Supporting students to enter and practitioners to adapt to the new destinaton management landscape
25th October 2016
The introduction of a practitioner/HE summit as part of this year’s Annual Convention has so far received a thumbs up from those who attended, rated Excellent or Very Good by 93% of delegates who have so far responded to the feedback survey. A practitioner commented: “this worked really well. The room was perfect – just the right size creating a positive environment for discussion. Great speakers covering an interesting range of subjects”.
Intended to encourage dialogue between students, practitioners and lecturers, the event began with presentations from Prof. Adele Ladkin, TMI’s Paul Williams and Dr. Phil Long, before breaking into discussion groups to look at what industry wants from students, what students can do to prepare themselves for a career in tourism destination management and what do practitioners need/want in the way of professional development support in order to keep up to speed in the increasingly diverse landscape of contemporary destination management.

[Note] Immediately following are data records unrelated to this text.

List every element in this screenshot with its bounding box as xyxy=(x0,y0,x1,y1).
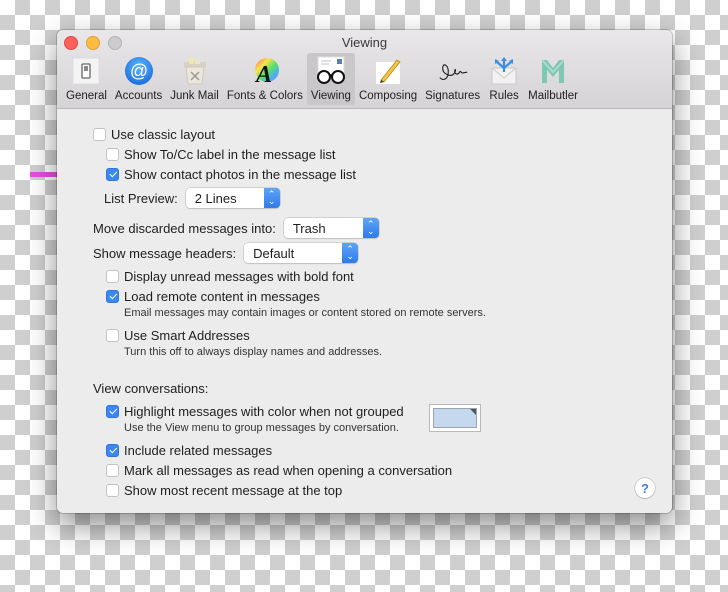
tab-composing[interactable]: Composing xyxy=(355,53,421,105)
view-conversations-heading: View conversations: xyxy=(93,381,209,396)
at-sign-icon: @ xyxy=(123,55,155,87)
checkbox-label: Display unread messages with bold font xyxy=(124,269,354,284)
checkbox-label: Use classic layout xyxy=(111,127,216,142)
tab-label: Rules xyxy=(489,90,519,102)
list-preview-label: List Preview: xyxy=(104,190,178,206)
signature-icon xyxy=(437,55,469,87)
tab-signatures[interactable]: Signatures xyxy=(421,53,484,105)
load-remote-description: Email messages may contain images or con… xyxy=(124,307,486,319)
list-preview-row: List Preview: 2 Lines ⌃ ⌄ xyxy=(104,187,280,209)
tab-label: Signatures xyxy=(425,90,481,102)
checkbox-label: Show contact photos in the message list xyxy=(124,167,356,182)
viewing-preferences-panel: Use classic layout Show To/Cc label in t… xyxy=(57,109,672,513)
rules-envelope-icon xyxy=(488,55,520,87)
tab-label: Viewing xyxy=(310,90,351,102)
list-preview-select[interactable]: 2 Lines ⌃ ⌄ xyxy=(185,188,280,208)
checkbox-label: Show most recent message at the top xyxy=(124,483,343,498)
checkbox-checked[interactable] xyxy=(106,444,119,457)
show-contact-photos-checkbox[interactable]: Show contact photos in the message list xyxy=(106,167,356,182)
tab-label: Fonts & Colors xyxy=(226,90,303,102)
color-wheel-font-icon: A xyxy=(249,55,281,87)
checkbox-checked[interactable] xyxy=(106,168,119,181)
checkbox[interactable] xyxy=(106,148,119,161)
most-recent-top-checkbox[interactable]: Show most recent message at the top xyxy=(106,483,342,498)
checkbox-label: Highlight messages with color when not g… xyxy=(124,404,404,419)
mark-all-read-checkbox[interactable]: Mark all messages as read when opening a… xyxy=(106,463,452,478)
tab-viewing[interactable]: Viewing xyxy=(306,53,355,105)
tab-label: General xyxy=(66,90,107,102)
select-value: 2 Lines xyxy=(194,190,237,206)
checkbox[interactable] xyxy=(106,329,119,342)
tab-label: Mailbutler xyxy=(528,90,578,102)
checkbox-label: Show To/Cc label in the message list xyxy=(124,147,336,162)
tab-junk-mail[interactable]: Junk Mail xyxy=(166,53,223,105)
switch-icon xyxy=(70,55,102,87)
include-related-checkbox[interactable]: Include related messages xyxy=(106,443,272,458)
tab-label: Junk Mail xyxy=(170,90,219,102)
show-tocc-label-checkbox[interactable]: Show To/Cc label in the message list xyxy=(106,147,335,162)
checkbox-checked[interactable] xyxy=(106,290,119,303)
highlight-color-checkbox[interactable]: Highlight messages with color when not g… xyxy=(106,404,404,419)
checkbox[interactable] xyxy=(106,464,119,477)
smart-addresses-checkbox[interactable]: Use Smart Addresses xyxy=(106,328,250,343)
svg-text:@: @ xyxy=(129,61,147,81)
checkbox-label: Use Smart Addresses xyxy=(124,328,250,343)
tab-accounts[interactable]: @ Accounts xyxy=(111,53,166,105)
highlight-color-well[interactable] xyxy=(429,404,481,432)
checkbox-label: Mark all messages as read when opening a… xyxy=(124,463,453,478)
show-headers-select[interactable]: Default ⌃ ⌄ xyxy=(244,243,359,263)
show-headers-row: Show message headers: Default ⌃ ⌄ xyxy=(93,242,359,264)
select-value: Default xyxy=(253,245,295,261)
preferences-toolbar: General @ Accounts Junk Mail A Fonts & C… xyxy=(57,53,582,108)
checkbox[interactable] xyxy=(106,270,119,283)
load-remote-content-checkbox[interactable]: Load remote content in messages xyxy=(106,289,320,304)
move-discarded-label: Move discarded messages into: xyxy=(93,220,276,236)
show-headers-label: Show message headers: xyxy=(93,245,237,261)
mailbutler-logo-icon xyxy=(537,55,569,87)
tab-label: Accounts xyxy=(114,90,163,102)
svg-text:A: A xyxy=(254,62,272,86)
updown-chevron-icon: ⌃ ⌄ xyxy=(342,243,359,263)
checkbox-label: Include related messages xyxy=(124,443,273,458)
trash-bin-icon xyxy=(179,55,211,87)
highlight-color-description: Use the View menu to group messages by c… xyxy=(124,422,399,434)
checkbox-checked[interactable] xyxy=(106,405,119,418)
checkbox-label: Load remote content in messages xyxy=(124,289,320,304)
question-mark-icon: ? xyxy=(641,480,649,496)
pencil-icon xyxy=(372,55,404,87)
glasses-icon xyxy=(315,55,347,87)
tab-fonts-colors[interactable]: A Fonts & Colors xyxy=(223,53,307,105)
bold-unread-checkbox[interactable]: Display unread messages with bold font xyxy=(106,269,354,284)
color-swatch xyxy=(433,408,477,428)
updown-chevron-icon: ⌃ ⌄ xyxy=(362,218,379,238)
move-discarded-select[interactable]: Trash ⌃ ⌄ xyxy=(283,218,379,238)
tab-rules[interactable]: Rules xyxy=(484,53,524,105)
use-classic-layout-checkbox[interactable]: Use classic layout xyxy=(93,127,215,142)
help-button[interactable]: ? xyxy=(635,478,655,498)
tab-mailbutler[interactable]: Mailbutler xyxy=(524,53,582,105)
checkbox[interactable] xyxy=(93,128,106,141)
updown-chevron-icon: ⌃ ⌄ xyxy=(263,188,280,208)
tab-label: Composing xyxy=(358,90,418,102)
move-discarded-row: Move discarded messages into: Trash ⌃ ⌄ xyxy=(93,217,379,239)
checkbox[interactable] xyxy=(106,484,119,497)
select-value: Trash xyxy=(292,220,326,236)
preferences-window: Viewing General @ Accounts Junk Mail A F… xyxy=(57,30,672,513)
tab-general[interactable]: General xyxy=(62,53,111,105)
smart-addresses-description: Turn this off to always display names an… xyxy=(124,346,383,358)
window-title: Viewing xyxy=(341,35,388,50)
titlebar: Viewing General @ Accounts Junk Mail A F… xyxy=(57,30,672,109)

Key points to emerge from the discussions included:
Roles for TMI in enabling students to share their experiences of work placement and providing guidance for employers on managing work experience placements/volunteering; facilitating improved connections between graduates and industry through access to graduate level vacancies
A variety of suggestions for ways in which students can enhance their employability: build networks and keep CVs up to date; research the company/organisation; demonstrate enthusiasm and passion; evidence of reliability, as well as experience and track record.
The rich diversity of the contemporary destination management landscape means that rather than having a clearly defined, specific set of skills and knowledge, the modern destination management professional needs a flexible toolkit of differing and complementary skill sets and knowledge. This now includes creative skills for the digital era such as writing, copy editing and social media, as well as adapting strategic management, marketing and development to the broader range of destinations and products – cultural, gastronomic, historic/heritage, retail as well as rural, coastal, and urban.

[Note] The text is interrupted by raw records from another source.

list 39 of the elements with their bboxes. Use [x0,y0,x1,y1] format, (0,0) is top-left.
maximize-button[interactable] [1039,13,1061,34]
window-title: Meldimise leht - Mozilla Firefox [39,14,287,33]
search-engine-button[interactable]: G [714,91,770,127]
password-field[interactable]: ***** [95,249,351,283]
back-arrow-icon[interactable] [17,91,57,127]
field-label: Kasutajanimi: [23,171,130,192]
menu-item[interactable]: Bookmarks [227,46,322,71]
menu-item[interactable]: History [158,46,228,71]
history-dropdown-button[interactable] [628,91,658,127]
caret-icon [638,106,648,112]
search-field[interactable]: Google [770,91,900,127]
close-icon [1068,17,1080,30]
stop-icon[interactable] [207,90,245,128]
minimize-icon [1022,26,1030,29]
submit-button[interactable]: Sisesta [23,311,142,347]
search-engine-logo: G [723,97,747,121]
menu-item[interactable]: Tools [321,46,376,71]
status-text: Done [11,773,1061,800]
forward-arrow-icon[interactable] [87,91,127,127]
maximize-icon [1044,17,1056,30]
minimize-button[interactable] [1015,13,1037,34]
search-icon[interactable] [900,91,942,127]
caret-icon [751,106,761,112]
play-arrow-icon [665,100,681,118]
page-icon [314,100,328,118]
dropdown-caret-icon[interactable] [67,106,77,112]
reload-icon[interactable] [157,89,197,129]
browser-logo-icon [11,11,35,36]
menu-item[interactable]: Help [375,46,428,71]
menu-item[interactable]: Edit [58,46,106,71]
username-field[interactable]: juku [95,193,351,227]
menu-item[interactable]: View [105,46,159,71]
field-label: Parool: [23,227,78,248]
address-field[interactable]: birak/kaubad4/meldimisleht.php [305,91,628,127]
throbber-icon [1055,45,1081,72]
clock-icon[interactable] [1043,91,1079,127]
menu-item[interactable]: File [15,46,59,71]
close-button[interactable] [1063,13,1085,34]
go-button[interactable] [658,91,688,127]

How could TMI contribute? Practitioners wanted more and better access to materials and resources such as case studies and updates. For example, how much academic work was accessible to practitioners? There was also mention of a role for TMI in encouraging or providing a mentoring service or at least facilitating more direct exchange of experience and best practice.
So what can/should TMI be doing? What do you do to keep yourself up to date? How do you make time for your own professional development?